The drawback to this logic is that spare or cheaply obtained capacity is available at greenfield or underutilized ports for a good reason – either they are backed by small (or no) load center, or they’re a long way from inland markets, or they’re out of circuit for container ships, or not well-connected to the rail network, or all of the above. Volume attracts volume, and building enough of a volume base to create efficiency of scale when starting from

Have you read Dr. Leachman’s study for SCAG?

Dr. Leachman’s Study

Yes.

I think the biggest reason why they’ve started work on new, wider canal locks for the Panama Canal is the ability to accommodate much larger container ships. This will allow US East Coast ports to take advantage of these larger ships without the hassle of using container ships that meet the Panamax size limit.

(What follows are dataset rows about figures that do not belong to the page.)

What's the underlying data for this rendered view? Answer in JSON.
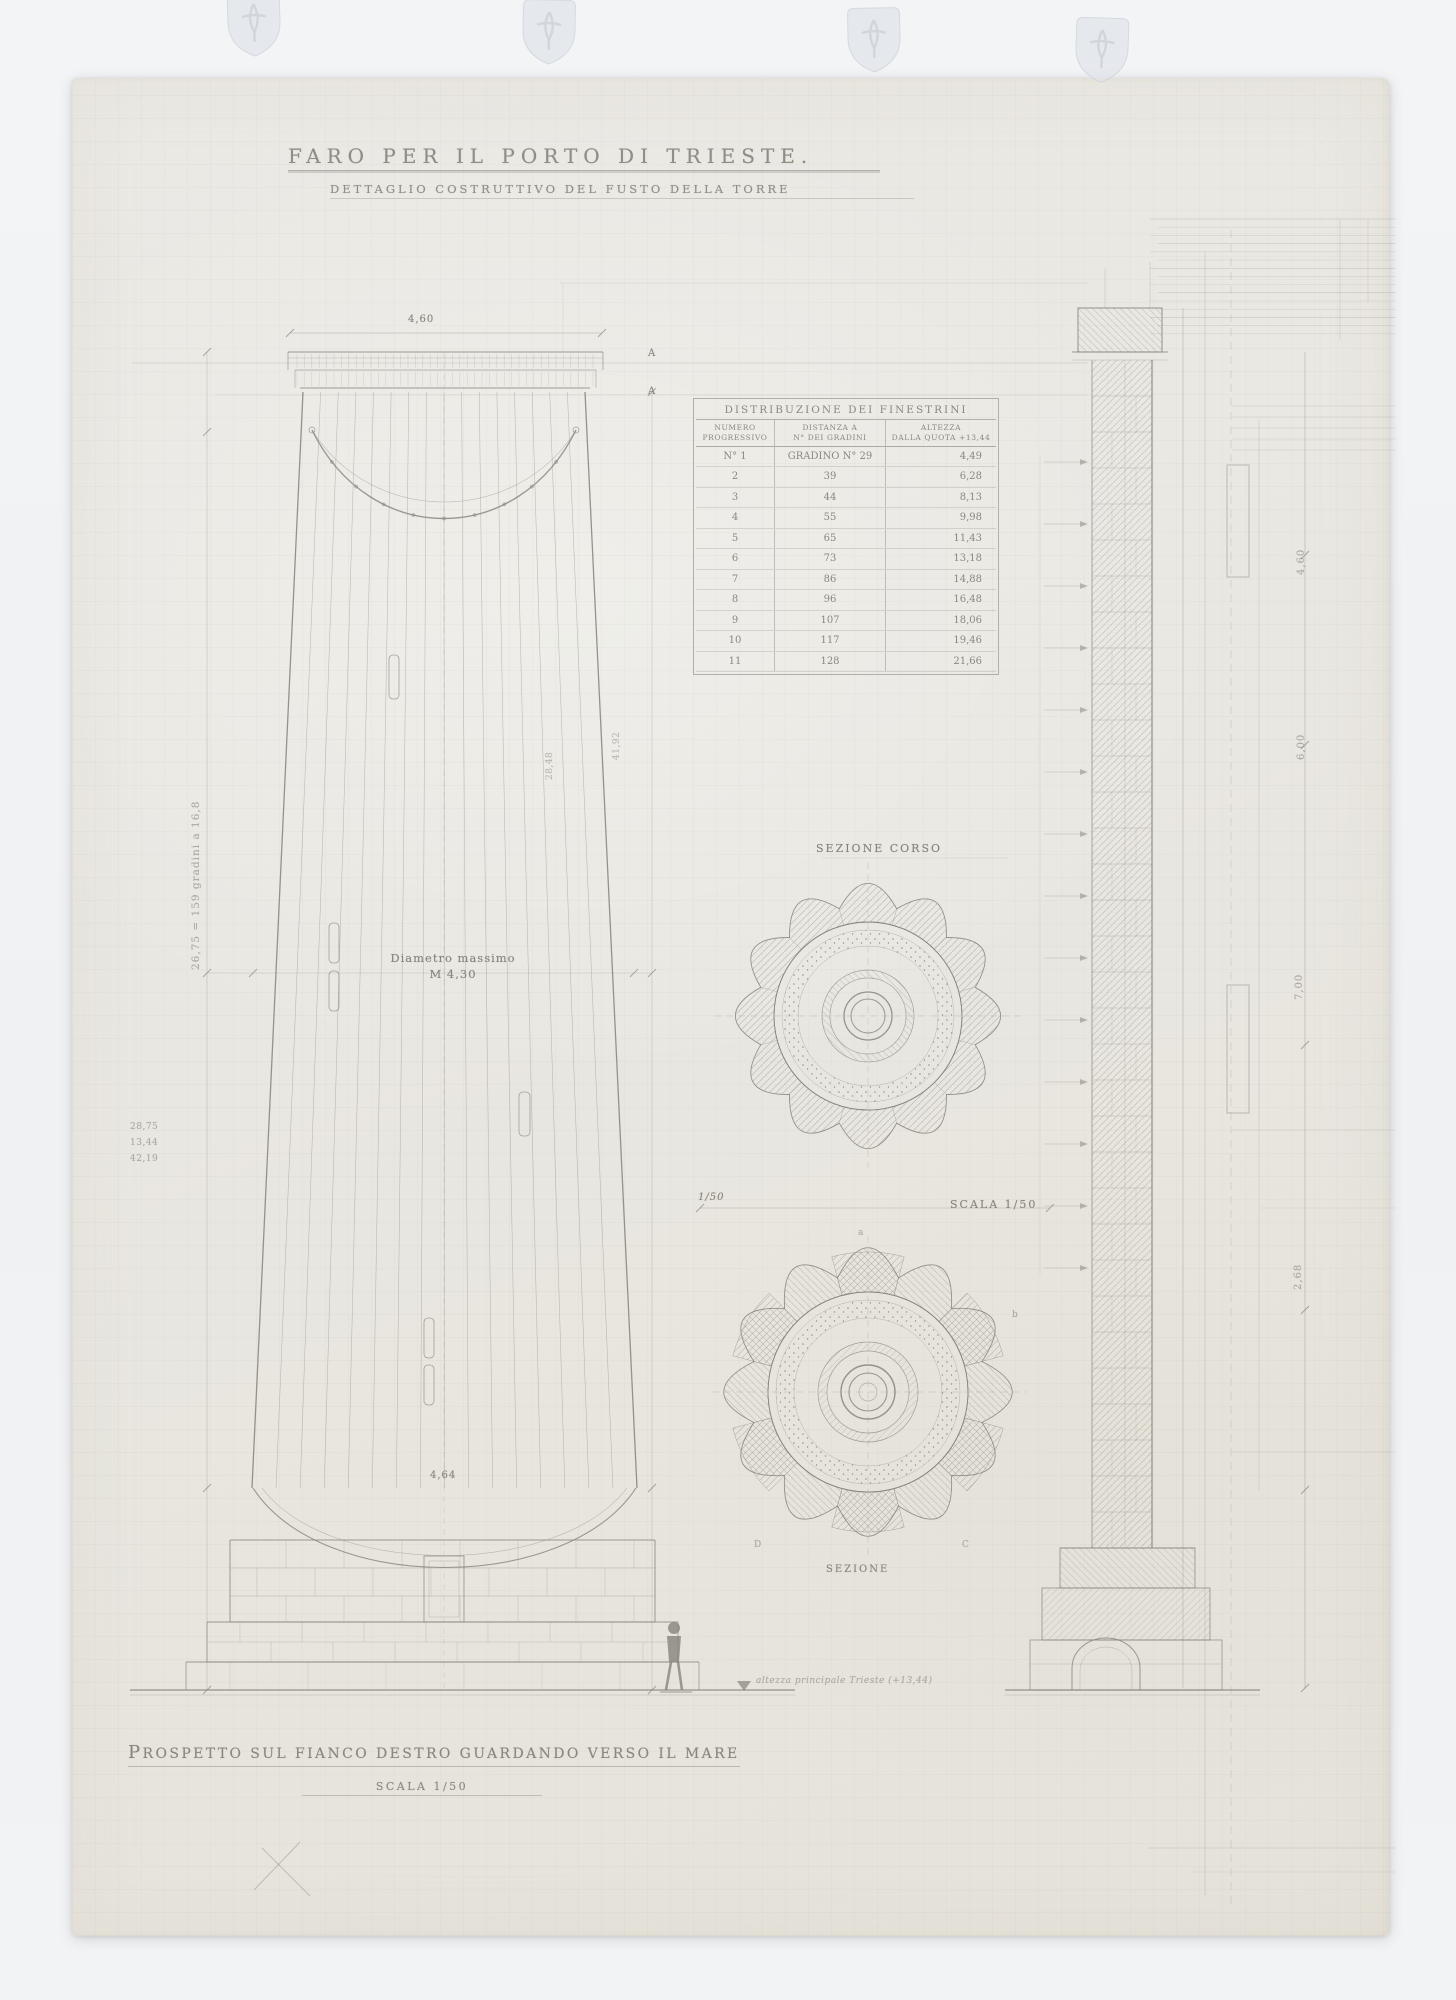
{
  "palette": {
    "background": "#eef0f2",
    "paper": "#e9e7e1",
    "pencil": "#86837a",
    "ink_text": "#8a877e"
  },
  "title": {
    "main": "FARO PER IL PORTO DI TRIESTE.",
    "subtitle": "DETTAGLIO COSTRUTTIVO DEL FUSTO DELLA TORRE"
  },
  "table": {
    "title": "DISTRIBUZIONE DEI FINESTRINI",
    "headers": [
      [
        "NUMERO",
        "PROGRESSIVO"
      ],
      [
        "DISTANZA A",
        "N° DEI GRADINI"
      ],
      [
        "ALTEZZA",
        "DALLA QUOTA +13,44"
      ]
    ],
    "rows": [
      [
        "N° 1",
        "GRADINO N° 29",
        "4,49"
      ],
      [
        "2",
        "39",
        "6,28"
      ],
      [
        "3",
        "44",
        "8,13"
      ],
      [
        "4",
        "55",
        "9,98"
      ],
      [
        "5",
        "65",
        "11,43"
      ],
      [
        "6",
        "73",
        "13,18"
      ],
      [
        "7",
        "86",
        "14,88"
      ],
      [
        "8",
        "96",
        "16,48"
      ],
      [
        "9",
        "107",
        "18,06"
      ],
      [
        "10",
        "117",
        "19,46"
      ],
      [
        "11",
        "128",
        "21,66"
      ]
    ]
  },
  "elevation": {
    "top_width_dim": "4,60",
    "diameter_label": "Diametro massimo",
    "diameter_value": "M 4,30",
    "base_dim": "4,64",
    "steps_annotation": "26,75 = 159 gradini a 16,8",
    "margin_numbers": [
      "28,75",
      "13,44",
      "42,19"
    ],
    "right_annotation_a": "28,48",
    "right_annotation_b": "41,92",
    "section_marker_top": "A",
    "section_marker_bottom": "A",
    "sea_level_note": "altezza principale Trieste (+13,44)"
  },
  "plans": {
    "upper_label": "SEZIONE CORSO",
    "lower_label": "SEZIONE",
    "scale_note_left": "1/50",
    "scale_note_right": "SCALA 1/50",
    "letters": {
      "top": "a",
      "right": "b",
      "bottom_right": "C",
      "bottom_left": "D"
    }
  },
  "wall_section": {
    "dim_1": "4,60",
    "dim_2": "6,00",
    "dim_3": "7,00",
    "dim_4": "2,68"
  },
  "caption": {
    "line1": "PROSPETTO SUL FIANCO DESTRO GUARDANDO VERSO IL MARE",
    "line2": "SCALA 1/50"
  }
}
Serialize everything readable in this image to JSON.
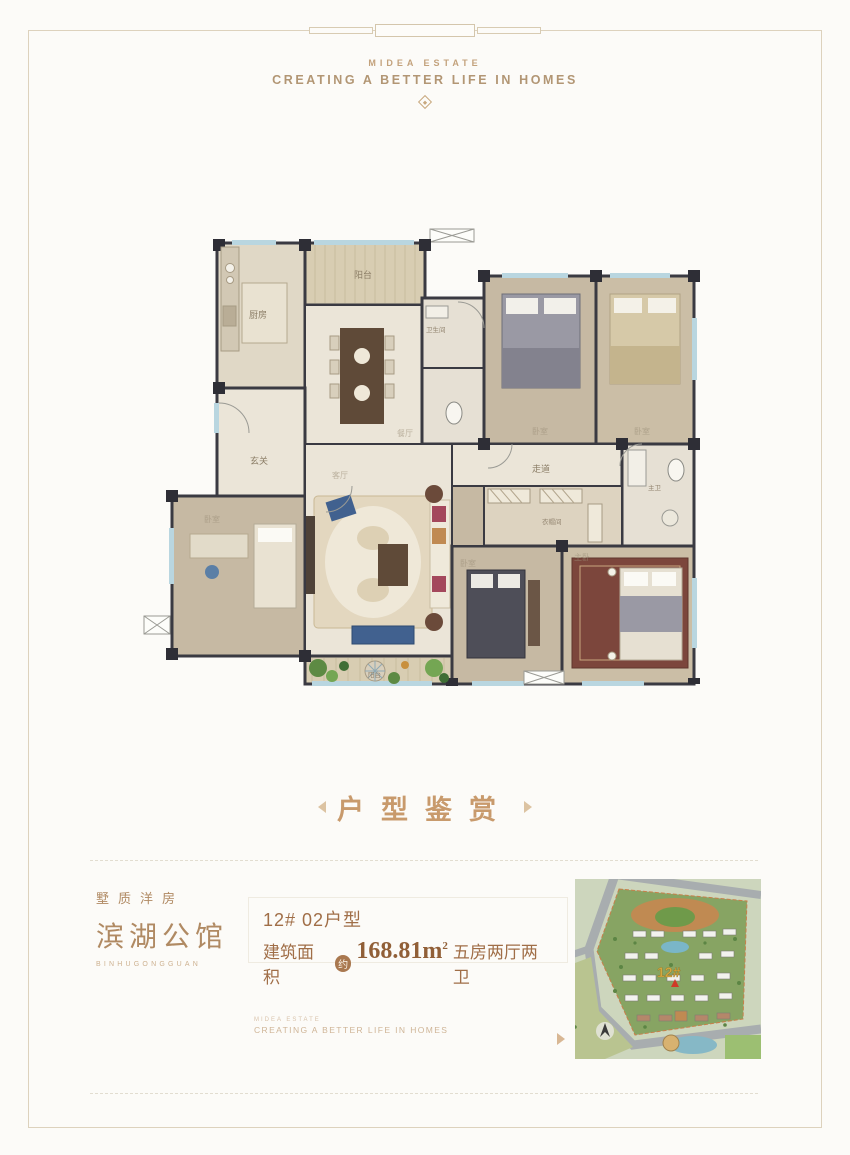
{
  "header": {
    "brand": "MIDEA ESTATE",
    "tagline": "CREATING A BETTER LIFE IN HOMES"
  },
  "floorplan": {
    "labels": {
      "kitchen": "厨房",
      "balcony_top": "阳台",
      "dining": "餐厅",
      "entry": "玄关",
      "bath": "卫生间",
      "bedroom_top_mid": "卧室",
      "bedroom_top_right": "卧室",
      "corridor": "走道",
      "master_bath": "主卫",
      "bedroom_left": "卧室",
      "living": "客厅",
      "bedroom_bottom_mid": "卧室",
      "cloakroom": "衣帽间",
      "master_bedroom": "主卧",
      "balcony_bottom": "阳台"
    }
  },
  "section_title": {
    "text": "户型鉴赏"
  },
  "footer": {
    "brand": {
      "subtitle": "墅质洋房",
      "title": "滨湖公馆",
      "pinyin": "BINHUGONGGUAN"
    },
    "info": {
      "unit": "12# 02户型",
      "area_label": "建筑面积",
      "approx": "约",
      "area_value": "168.81m",
      "area_sup": "2",
      "rooms": "五房两厅两卫"
    },
    "watermark": {
      "line1": "MIDEA ESTATE",
      "line2": "CREATING A BETTER LIFE IN HOMES"
    },
    "map": {
      "building": "12#"
    }
  },
  "colors": {
    "accent_gold": "#c89a6c",
    "text_brown": "#a06e47",
    "wall_dark": "#34343c",
    "window_blue": "#b9d6e0",
    "map_green": "#87a463",
    "marker_red": "#d03a28"
  }
}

As such, we waste less time having to unload the ship and transporting the containers to the eastern USA on doublestack container trains.

All-water transit times from Asia to the East Coast North America (ECNA) via the enlarged Panama Canal will still be significantly longer (about twice as long to New York City) than the combined water/rail time via U.S. or Canadian West Coast ports, counting from the minute the ship leaves the dock in Asia to the minute the box reaches its consignee’s dock on rubber tires. Moreover, ECNA ports are not capable of accepting the Super-Post-Panamax (10,500 TEU) vessels, the maximum size vessel the new locks will accept, and will require additional dredging, heavy revisions and enlargements to port facilities to accept the larger ships, major increase in railroad infrastructure, and in the case of the most important ECNA port, New York-New Jersey, raising the Bayonne Bridge at a cost of $600 million.

The big growth market for the enlarged Panama Canal is Asia-East Coast South America (ECSA) container trade, and bulk shipping between Asia and ECSA. As the ship originates further south in Asia, transit times to ECNA become less via the Suez Canal than the Panama Canal; the break-even point to New York City is the port of Laem Chabang, Thailand – shipments originating to the west of that point have lower transit times through the Suez Canal.

RWM

Just curious- how many trains would be made up from a 10,500 TEU ship?

Depends on train length and what kind of equipment it uses – well cars are not all equal in length because some can accept up to 53’ domestic boxes while others can only accept up to 40’ steamship boxes. If the train uses only well cars that are 40’ capable (which gives greater box density per train length), those cars, if five-well, are 247’ long An 8,000-foot train, after deducting for four locomotives, would have 31 five-well cars or 620 TEU. A 10,000-foot train after deducting for five locomotives would have 39 five-well cars or 780 TEU. So, for a 10,500 TEU ship, it takes 17 8,000-foot trains or 13.5 10,000-foot trains.

For a sort of average rule-of-thumb for double-stack trains considering domestics and internationals, and all the different equipment types floating around, 500 TEU is a nominal number.